This one’s been rumored awhile, and Bill Murray finally confirmed it. MailOnSunday got a great interview with Murray, who stated his conditions for returning to the franchise and gave a frank opinion on the second movie:
I’ll come back in Ghostbusters 3 only if I get to be a ghost. I said to them, “I’ll do it if you kill me off in the first reel.” So, now they are going to have me as a ghost in the film. The first 45 minutes of the original “Ghostbusters” is some of the funniest stuff ever made. The second one was disappointing, because the special-effects guys took over. I had something like two scenes– and they’re the only funny ones in the movie.
Ghostbusters 2, you just got served. Anyway, the only thing cooler than a Bill Murray ghost would be a Bill Murray ghost who crashes parties. I would let that guy borrow my car to buy a kilo. I’d even let him park it outside the Staples Center during Lakers finals.




For some reason I get the feeling that those “most interesting man in the world” commercials were based off of Murray.
Harrelson should show up and kill him.
Bill has always kept his finger on it. This man has a cast iron liver, which he tests daily. He rolled into Smith Mountain Lake in VA to shoot What about Bob, he through it down for weeks on end. What a gluttonous warrior. I worked for a man that was his beer distributor. He said that dude could have more fun than six people.
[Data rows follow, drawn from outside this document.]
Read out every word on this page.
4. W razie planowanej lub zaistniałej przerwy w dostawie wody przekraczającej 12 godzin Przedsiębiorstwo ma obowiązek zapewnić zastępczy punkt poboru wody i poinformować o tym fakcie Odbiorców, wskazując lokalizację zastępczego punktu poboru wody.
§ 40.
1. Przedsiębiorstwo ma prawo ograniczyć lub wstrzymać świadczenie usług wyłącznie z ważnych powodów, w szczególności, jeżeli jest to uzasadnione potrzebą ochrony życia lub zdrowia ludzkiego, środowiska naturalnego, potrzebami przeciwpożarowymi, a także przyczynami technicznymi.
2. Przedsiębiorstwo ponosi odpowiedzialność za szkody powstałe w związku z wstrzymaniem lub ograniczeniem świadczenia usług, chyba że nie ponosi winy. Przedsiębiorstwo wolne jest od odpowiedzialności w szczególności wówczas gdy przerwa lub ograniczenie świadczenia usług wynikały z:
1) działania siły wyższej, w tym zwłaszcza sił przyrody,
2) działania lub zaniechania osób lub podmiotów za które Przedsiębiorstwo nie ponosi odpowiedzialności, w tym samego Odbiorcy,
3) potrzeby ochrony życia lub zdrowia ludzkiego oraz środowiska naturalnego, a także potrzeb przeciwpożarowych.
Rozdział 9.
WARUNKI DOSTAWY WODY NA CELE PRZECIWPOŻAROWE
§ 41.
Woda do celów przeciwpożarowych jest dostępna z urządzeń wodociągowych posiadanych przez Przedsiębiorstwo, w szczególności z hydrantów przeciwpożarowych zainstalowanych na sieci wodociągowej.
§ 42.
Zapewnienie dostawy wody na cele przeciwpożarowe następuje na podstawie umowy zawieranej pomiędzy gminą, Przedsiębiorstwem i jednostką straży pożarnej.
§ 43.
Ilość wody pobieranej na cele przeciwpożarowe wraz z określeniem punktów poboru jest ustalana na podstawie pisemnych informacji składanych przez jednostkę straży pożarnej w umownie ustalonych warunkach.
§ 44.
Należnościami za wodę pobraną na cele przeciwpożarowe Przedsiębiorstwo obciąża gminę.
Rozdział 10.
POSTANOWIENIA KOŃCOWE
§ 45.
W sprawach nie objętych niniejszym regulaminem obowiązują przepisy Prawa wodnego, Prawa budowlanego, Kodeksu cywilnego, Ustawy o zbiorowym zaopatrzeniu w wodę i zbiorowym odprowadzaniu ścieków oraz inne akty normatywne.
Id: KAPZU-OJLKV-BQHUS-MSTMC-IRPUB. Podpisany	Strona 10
God bless him for all the laughs over the years.
Bill Murray is sick. That’s why he’s not doing the movie. Over winter from March forward, he was being treated at MUSC and in a recent picture of him on a buggy at Euston Station, he looks pretty yellow. I think he’s got liver cancer. Heaven forbid, pancreatic cancer. In any case, I think when he said he’d only do the movie as a ghost, that he meant it literally. He doesn’t expect to be around when it starts filming.